Panguard enforces hard token budgets:
-
Maximum tokens per tool result (configurable per tool category — document retrieval tools get tighter limits than internal API responses).
-
Session-level token accounting: total context usage is tracked across all tool calls.
-
Alert when approaching the model’s context limit.
-
Flag any session where retrieved content makes up >70 % of the total context window — this is a classic displacement signal.
These budgets are enforced before any content enters the model’s context.

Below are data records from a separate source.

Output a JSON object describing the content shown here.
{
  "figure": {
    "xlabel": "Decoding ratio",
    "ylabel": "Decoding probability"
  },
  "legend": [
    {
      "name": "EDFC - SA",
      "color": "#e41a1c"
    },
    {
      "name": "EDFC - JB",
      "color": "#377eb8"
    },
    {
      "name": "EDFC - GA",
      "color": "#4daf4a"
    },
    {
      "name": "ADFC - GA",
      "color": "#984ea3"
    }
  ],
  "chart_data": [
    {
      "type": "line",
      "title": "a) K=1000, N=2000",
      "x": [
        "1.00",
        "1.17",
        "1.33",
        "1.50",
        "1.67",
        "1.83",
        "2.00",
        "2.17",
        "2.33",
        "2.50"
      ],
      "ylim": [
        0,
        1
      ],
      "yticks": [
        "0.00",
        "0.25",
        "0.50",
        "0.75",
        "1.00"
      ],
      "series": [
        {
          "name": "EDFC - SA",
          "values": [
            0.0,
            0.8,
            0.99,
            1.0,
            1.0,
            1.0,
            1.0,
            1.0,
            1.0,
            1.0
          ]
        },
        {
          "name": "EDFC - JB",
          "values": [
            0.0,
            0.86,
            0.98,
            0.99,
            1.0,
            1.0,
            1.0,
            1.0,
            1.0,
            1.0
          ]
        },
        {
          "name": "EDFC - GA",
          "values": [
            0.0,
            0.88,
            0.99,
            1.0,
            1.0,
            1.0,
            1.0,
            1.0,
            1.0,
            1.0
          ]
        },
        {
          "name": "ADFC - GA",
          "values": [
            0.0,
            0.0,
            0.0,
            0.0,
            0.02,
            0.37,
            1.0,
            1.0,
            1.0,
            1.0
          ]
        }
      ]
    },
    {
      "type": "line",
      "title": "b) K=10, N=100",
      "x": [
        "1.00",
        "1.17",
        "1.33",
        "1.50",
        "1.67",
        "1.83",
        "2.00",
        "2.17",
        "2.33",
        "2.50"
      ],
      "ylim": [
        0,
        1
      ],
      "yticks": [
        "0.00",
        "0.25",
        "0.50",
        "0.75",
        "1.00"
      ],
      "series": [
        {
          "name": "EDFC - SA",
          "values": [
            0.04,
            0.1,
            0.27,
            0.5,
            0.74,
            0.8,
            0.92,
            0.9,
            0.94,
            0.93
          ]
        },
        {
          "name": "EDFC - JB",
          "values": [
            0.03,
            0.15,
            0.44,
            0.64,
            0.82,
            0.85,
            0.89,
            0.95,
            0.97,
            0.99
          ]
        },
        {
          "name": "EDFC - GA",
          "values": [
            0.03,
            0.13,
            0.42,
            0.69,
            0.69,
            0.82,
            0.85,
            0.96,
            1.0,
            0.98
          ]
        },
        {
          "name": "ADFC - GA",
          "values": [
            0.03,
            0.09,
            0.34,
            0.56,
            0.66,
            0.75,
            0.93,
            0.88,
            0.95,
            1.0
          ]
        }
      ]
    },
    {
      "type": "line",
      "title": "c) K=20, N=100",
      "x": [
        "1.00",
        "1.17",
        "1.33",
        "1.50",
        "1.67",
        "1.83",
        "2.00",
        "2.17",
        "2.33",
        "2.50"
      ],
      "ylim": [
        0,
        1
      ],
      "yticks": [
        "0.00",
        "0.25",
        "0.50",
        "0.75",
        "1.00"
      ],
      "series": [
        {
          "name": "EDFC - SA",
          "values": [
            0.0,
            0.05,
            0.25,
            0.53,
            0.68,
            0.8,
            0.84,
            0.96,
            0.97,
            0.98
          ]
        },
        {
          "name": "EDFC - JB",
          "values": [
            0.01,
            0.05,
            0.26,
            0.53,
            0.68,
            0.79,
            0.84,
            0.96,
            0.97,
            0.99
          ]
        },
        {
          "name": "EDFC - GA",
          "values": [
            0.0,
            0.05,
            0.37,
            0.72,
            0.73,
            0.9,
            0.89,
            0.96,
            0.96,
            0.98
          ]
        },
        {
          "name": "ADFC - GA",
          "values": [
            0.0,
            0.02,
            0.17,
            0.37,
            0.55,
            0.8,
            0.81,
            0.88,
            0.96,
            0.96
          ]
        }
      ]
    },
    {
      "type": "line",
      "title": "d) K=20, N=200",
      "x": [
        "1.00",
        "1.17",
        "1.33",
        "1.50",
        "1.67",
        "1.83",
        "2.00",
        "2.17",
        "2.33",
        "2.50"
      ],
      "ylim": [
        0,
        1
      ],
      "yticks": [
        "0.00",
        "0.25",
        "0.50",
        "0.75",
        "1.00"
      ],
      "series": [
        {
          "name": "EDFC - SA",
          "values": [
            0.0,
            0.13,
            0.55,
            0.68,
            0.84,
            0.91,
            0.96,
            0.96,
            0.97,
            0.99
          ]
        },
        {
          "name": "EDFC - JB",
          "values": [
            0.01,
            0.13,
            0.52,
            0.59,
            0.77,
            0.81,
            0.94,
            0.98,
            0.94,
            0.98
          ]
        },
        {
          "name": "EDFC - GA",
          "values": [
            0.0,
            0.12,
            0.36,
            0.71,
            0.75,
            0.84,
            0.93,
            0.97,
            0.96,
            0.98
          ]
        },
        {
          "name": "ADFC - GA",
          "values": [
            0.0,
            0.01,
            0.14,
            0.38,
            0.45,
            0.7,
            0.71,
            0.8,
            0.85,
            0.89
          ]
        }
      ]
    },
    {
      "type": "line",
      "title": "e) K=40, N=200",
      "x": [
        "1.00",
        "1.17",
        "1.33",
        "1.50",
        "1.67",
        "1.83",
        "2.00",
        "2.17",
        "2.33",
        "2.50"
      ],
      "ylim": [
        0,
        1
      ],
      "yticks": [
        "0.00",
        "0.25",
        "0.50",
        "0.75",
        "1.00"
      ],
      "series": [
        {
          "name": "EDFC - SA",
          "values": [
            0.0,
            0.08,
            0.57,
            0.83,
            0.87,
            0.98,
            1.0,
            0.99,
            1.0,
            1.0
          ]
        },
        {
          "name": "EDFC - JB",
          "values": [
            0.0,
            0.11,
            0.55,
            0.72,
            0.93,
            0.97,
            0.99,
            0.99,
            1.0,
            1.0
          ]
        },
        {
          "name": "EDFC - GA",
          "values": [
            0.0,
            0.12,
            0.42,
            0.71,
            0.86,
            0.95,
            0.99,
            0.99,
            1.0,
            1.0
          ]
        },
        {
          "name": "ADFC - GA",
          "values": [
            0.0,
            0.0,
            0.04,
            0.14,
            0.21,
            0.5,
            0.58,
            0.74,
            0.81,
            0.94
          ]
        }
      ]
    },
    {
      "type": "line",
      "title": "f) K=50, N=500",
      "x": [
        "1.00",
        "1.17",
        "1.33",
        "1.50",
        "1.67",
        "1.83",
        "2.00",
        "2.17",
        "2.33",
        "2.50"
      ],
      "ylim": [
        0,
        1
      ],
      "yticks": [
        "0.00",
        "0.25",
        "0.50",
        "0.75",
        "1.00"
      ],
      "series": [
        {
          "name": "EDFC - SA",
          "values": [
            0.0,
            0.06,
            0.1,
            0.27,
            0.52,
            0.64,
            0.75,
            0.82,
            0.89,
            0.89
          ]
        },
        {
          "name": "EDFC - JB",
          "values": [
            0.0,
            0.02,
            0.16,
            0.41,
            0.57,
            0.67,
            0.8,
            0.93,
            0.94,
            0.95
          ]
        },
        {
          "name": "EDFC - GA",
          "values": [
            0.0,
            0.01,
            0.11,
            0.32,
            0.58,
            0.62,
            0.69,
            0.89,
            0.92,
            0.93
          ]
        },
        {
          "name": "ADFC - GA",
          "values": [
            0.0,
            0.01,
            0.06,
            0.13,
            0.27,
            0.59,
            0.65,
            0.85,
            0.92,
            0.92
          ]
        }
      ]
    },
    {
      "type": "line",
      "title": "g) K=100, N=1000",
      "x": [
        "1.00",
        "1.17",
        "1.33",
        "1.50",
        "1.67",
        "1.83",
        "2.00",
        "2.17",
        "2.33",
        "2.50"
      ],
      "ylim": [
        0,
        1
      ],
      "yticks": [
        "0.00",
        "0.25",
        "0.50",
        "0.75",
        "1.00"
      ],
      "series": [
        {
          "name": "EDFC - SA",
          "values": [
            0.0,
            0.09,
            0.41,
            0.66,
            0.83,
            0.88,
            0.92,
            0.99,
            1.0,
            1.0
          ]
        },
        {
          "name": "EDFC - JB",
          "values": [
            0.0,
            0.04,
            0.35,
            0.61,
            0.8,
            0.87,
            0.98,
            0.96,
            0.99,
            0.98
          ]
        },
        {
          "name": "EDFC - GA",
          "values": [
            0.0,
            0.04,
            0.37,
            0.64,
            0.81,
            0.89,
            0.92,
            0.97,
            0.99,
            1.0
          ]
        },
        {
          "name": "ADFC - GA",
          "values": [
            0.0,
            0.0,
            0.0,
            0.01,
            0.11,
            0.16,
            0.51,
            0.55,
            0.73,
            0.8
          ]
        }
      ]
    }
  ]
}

Encoding-Based Injection Bypass Detection
Attackers love to hide instructions using encoding tricks. We normalize and scan for them:
-
Unicode normalization (NFKC) is applied to all inbound text before any pattern matching.
-
Homoglyph detection: flag look-alike characters (Cyrillic а vs Latin a, etc.).
-
Strip zero-width characters (\u200b, \u200c, \u200d, \uFEFF).
-
Strip right-to-left override (\u202e).
-
Base64 and hex decode-and-scan: if a field contains valid base64 or hex, we decode it and run injection pattern matching on both the raw and decoded content.
A single line of normalization closes an entire class of bypass attacks.
Split-Payload Detection
Injection can be split across multiple tool results so each individual result looks clean, but the model concatenates them into a full instruction.

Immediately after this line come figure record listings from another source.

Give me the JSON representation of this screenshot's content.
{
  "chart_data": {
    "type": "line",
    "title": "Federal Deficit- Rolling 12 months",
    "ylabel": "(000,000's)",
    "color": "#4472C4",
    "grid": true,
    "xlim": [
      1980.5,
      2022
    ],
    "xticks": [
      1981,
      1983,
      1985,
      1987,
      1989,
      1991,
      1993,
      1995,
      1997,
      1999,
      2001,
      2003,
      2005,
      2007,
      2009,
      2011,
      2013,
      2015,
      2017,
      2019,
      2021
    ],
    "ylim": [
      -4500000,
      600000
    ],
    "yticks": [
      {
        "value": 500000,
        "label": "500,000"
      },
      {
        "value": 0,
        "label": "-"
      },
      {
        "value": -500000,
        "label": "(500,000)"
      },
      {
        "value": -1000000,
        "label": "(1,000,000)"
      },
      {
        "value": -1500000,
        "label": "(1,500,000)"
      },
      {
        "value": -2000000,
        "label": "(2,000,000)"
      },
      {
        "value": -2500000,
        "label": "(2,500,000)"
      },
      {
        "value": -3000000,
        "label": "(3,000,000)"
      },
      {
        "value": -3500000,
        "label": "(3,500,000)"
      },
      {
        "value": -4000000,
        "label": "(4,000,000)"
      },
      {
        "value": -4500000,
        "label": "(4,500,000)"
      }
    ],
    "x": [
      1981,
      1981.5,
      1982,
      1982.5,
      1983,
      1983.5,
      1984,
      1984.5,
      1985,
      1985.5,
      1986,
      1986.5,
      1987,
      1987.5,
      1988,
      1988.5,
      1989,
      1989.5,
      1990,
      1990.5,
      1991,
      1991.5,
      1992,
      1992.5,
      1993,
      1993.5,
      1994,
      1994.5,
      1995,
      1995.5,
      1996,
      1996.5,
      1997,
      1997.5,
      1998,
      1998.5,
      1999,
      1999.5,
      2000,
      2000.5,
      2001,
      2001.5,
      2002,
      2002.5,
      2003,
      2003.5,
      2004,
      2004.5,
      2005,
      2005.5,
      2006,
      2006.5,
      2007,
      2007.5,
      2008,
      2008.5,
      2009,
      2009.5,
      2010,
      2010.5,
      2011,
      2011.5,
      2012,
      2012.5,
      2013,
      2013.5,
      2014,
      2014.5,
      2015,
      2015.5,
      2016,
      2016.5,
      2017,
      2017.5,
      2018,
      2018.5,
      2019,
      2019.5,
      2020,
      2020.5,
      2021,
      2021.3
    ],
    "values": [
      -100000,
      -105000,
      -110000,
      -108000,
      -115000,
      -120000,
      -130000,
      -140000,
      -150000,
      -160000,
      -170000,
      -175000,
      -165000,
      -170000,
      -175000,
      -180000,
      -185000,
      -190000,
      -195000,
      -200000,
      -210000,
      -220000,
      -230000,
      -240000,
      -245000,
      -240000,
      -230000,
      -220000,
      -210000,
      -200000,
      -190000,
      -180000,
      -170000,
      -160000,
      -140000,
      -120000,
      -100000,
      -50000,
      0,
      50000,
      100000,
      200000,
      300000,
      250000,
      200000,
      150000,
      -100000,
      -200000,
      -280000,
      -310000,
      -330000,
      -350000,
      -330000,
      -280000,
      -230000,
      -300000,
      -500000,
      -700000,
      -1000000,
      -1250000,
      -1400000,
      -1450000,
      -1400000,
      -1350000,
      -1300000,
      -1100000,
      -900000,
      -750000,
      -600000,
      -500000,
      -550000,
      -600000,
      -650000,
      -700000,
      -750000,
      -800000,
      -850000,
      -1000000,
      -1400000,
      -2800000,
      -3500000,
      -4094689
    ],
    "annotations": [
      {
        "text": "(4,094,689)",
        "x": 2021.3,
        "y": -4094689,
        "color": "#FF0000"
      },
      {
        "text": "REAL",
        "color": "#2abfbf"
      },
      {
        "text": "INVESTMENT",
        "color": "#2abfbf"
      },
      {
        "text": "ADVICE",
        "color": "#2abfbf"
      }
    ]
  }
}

Panguard maintains a rolling window of the last N tool results per session (default: 5).
Injection pattern matching is applied to the concatenated content of the window, not to each result in isolation.
This check runs as an async background task with alerting (it is computationally heavier, so we do not block synchronously on it).
Tool Definition Integrity
Tool definition poisoning is an attack most operators never consider: an attacker modifies a tool’s description field so the model misuses the tool or calls it with malicious parameters.
Defenses:
-
The gateway hashes the full tools manifest at session start.
-
Panguard alerts on any mid-session change to the tools list.
-
The tools manifest is signed at deployment time; any deviation from the signed manifest triggers an immediate block.
-
Tool descriptions in production are human-reviewed and signed — never auto-generated from code comments.

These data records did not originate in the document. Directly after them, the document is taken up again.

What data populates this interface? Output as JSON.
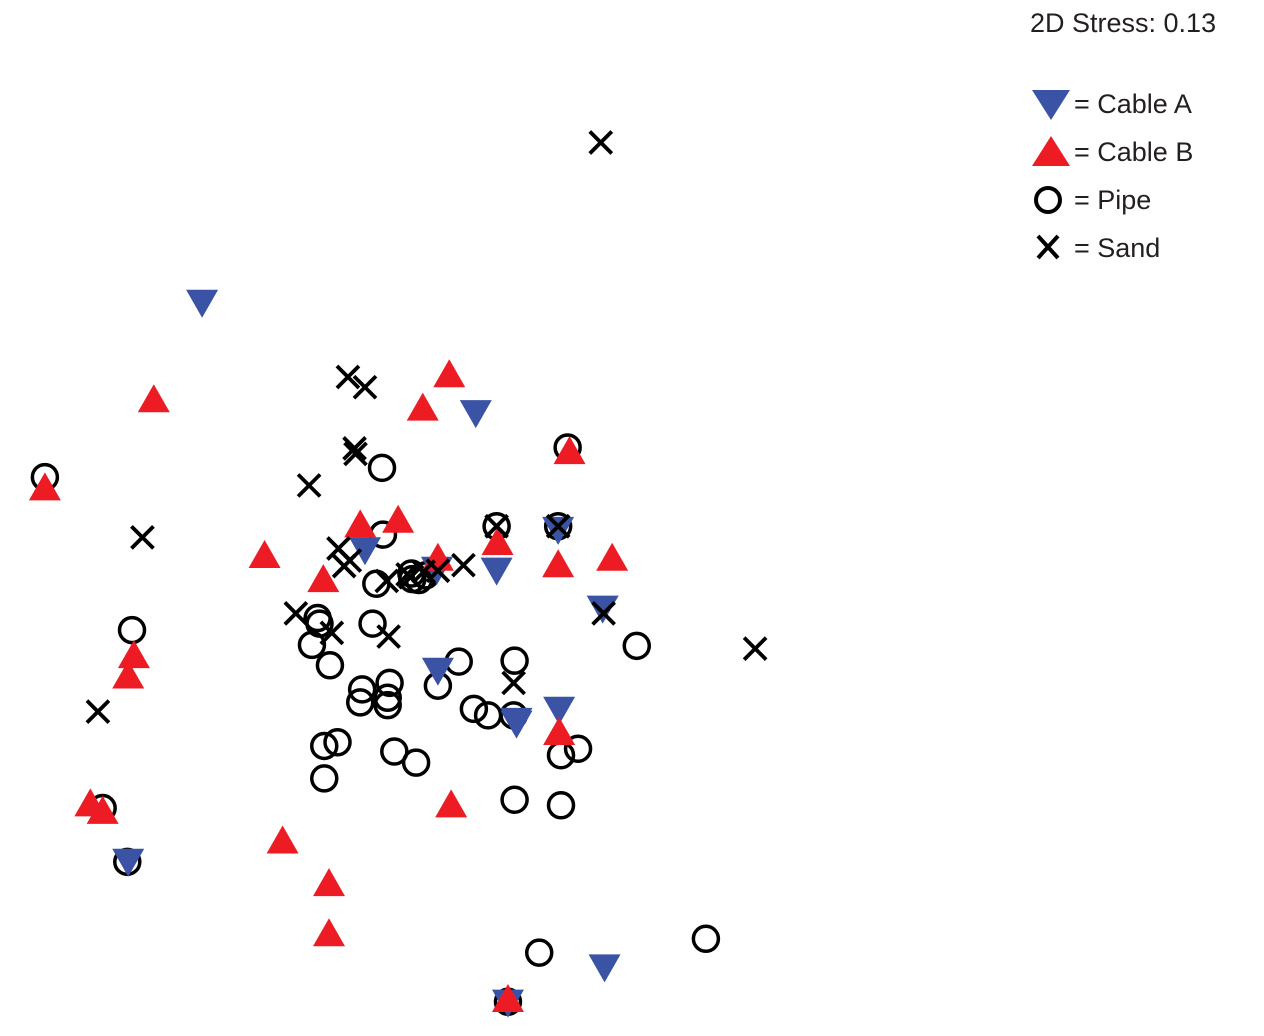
{
  "stress_label": "2D Stress: 0.13",
  "legend": [
    {
      "group": "cable_a",
      "label": "= Cable A"
    },
    {
      "group": "cable_b",
      "label": "= Cable B"
    },
    {
      "group": "pipe",
      "label": "= Pipe"
    },
    {
      "group": "sand",
      "label": "= Sand"
    }
  ],
  "colors": {
    "cable_a": "#3a53a4",
    "cable_b": "#ed1c24",
    "pipe": "#000000",
    "sand": "#000000"
  },
  "chart_data": {
    "type": "scatter",
    "title": "",
    "xlabel": "",
    "ylabel": "",
    "axes_visible": false,
    "grid": false,
    "legend_position": "top-right",
    "xlim": [
      0,
      1000
    ],
    "ylim": [
      0,
      1000
    ],
    "series": [
      {
        "name": "Cable A",
        "group": "cable_a",
        "marker": "triangle-down",
        "points": [
          [
            187,
            764
          ],
          [
            476,
            645
          ],
          [
            359,
            497
          ],
          [
            435,
            476
          ],
          [
            498,
            475
          ],
          [
            563,
            519
          ],
          [
            610,
            434
          ],
          [
            436,
            367
          ],
          [
            519,
            313
          ],
          [
            564,
            325
          ],
          [
            519,
            310
          ],
          [
            109,
            161
          ],
          [
            510,
            9
          ],
          [
            612,
            47
          ]
        ]
      },
      {
        "name": "Cable B",
        "group": "cable_b",
        "marker": "triangle-up",
        "points": [
          [
            448,
            688
          ],
          [
            136,
            661
          ],
          [
            420,
            652
          ],
          [
            394,
            531
          ],
          [
            21,
            566
          ],
          [
            575,
            605
          ],
          [
            354,
            526
          ],
          [
            253,
            493
          ],
          [
            315,
            467
          ],
          [
            620,
            490
          ],
          [
            436,
            490
          ],
          [
            563,
            483
          ],
          [
            115,
            385
          ],
          [
            109,
            363
          ],
          [
            499,
            507
          ],
          [
            564,
            302
          ],
          [
            69,
            225
          ],
          [
            82,
            217
          ],
          [
            450,
            224
          ],
          [
            272,
            185
          ],
          [
            321,
            139
          ],
          [
            321,
            85
          ],
          [
            510,
            14
          ]
        ]
      },
      {
        "name": "Pipe",
        "group": "pipe",
        "marker": "circle",
        "points": [
          [
            377,
            587
          ],
          [
            573,
            609
          ],
          [
            378,
            515
          ],
          [
            21,
            577
          ],
          [
            563,
            524
          ],
          [
            408,
            473
          ],
          [
            409,
            467
          ],
          [
            416,
            466
          ],
          [
            423,
            471
          ],
          [
            371,
            462
          ],
          [
            309,
            425
          ],
          [
            311,
            419
          ],
          [
            367,
            419
          ],
          [
            498,
            524
          ],
          [
            113,
            412
          ],
          [
            303,
            396
          ],
          [
            322,
            374
          ],
          [
            385,
            355
          ],
          [
            436,
            352
          ],
          [
            458,
            378
          ],
          [
            517,
            379
          ],
          [
            356,
            348
          ],
          [
            383,
            339
          ],
          [
            354,
            334
          ],
          [
            383,
            331
          ],
          [
            474,
            327
          ],
          [
            489,
            320
          ],
          [
            516,
            320
          ],
          [
            330,
            291
          ],
          [
            316,
            287
          ],
          [
            584,
            284
          ],
          [
            566,
            277
          ],
          [
            390,
            281
          ],
          [
            413,
            269
          ],
          [
            316,
            252
          ],
          [
            517,
            229
          ],
          [
            566,
            223
          ],
          [
            82,
            220
          ],
          [
            108,
            162
          ],
          [
            719,
            79
          ],
          [
            543,
            64
          ],
          [
            510,
            11
          ],
          [
            646,
            395
          ]
        ]
      },
      {
        "name": "Sand",
        "group": "sand",
        "marker": "x",
        "points": [
          [
            608,
            938
          ],
          [
            341,
            685
          ],
          [
            359,
            674
          ],
          [
            348,
            608
          ],
          [
            349,
            602
          ],
          [
            300,
            568
          ],
          [
            124,
            512
          ],
          [
            331,
            500
          ],
          [
            337,
            481
          ],
          [
            343,
            487
          ],
          [
            382,
            465
          ],
          [
            404,
            472
          ],
          [
            407,
            469
          ],
          [
            421,
            475
          ],
          [
            436,
            476
          ],
          [
            463,
            482
          ],
          [
            498,
            524
          ],
          [
            563,
            524
          ],
          [
            611,
            430
          ],
          [
            286,
            430
          ],
          [
            324,
            409
          ],
          [
            384,
            405
          ],
          [
            771,
            392
          ],
          [
            516,
            355
          ],
          [
            77,
            324
          ]
        ]
      }
    ]
  }
}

MCP Protocol-Level Controls
We also harden the protocol itself:
-
Notification rate limiting: server-to-client notifications are capped per session to prevent client event-loop exhaustion.
-
Capability negotiation pinning: the client records the agreed capabilities at session start and refuses any downward re-negotiation mid-session.
-
Tool list integrity: the gateway signs the initial tools list; the client verifies the signature on any subsequent tools/list response.
-
JSON-RPC method allowlist: only declared methods are routed; unknown method names receive method not found — never a routing decision.
Key Takeaways (Memorize These!)
-
Input validation must run before JSON parsing for the most dangerous attack classes (prototype pollution, oversized payloads) — Panguard’s ATR rules operate after parsing and cannot catch these.
-
SSRF validation must happen at URL parse time, not after DNS resolution — post-resolution validation is vulnerable to TOCTOU.
-
Unicode normalization before pattern matching is a single line of code that closes an entire class of encoding bypass attacks.
-
Tool definition integrity is the attack surface that most operators don’t know exists — sign the tools manifest and monitor for mid-session changes.
You now have a hardened input boundary that ensures every piece of data reaching Panguard and the model is clean, normalized, size-bounded, and free of injection tricks. The enforcement layer in Module 12 can now do its job on trustworthy input. This completes the upstream defenses that make the entire runtime stack reliable.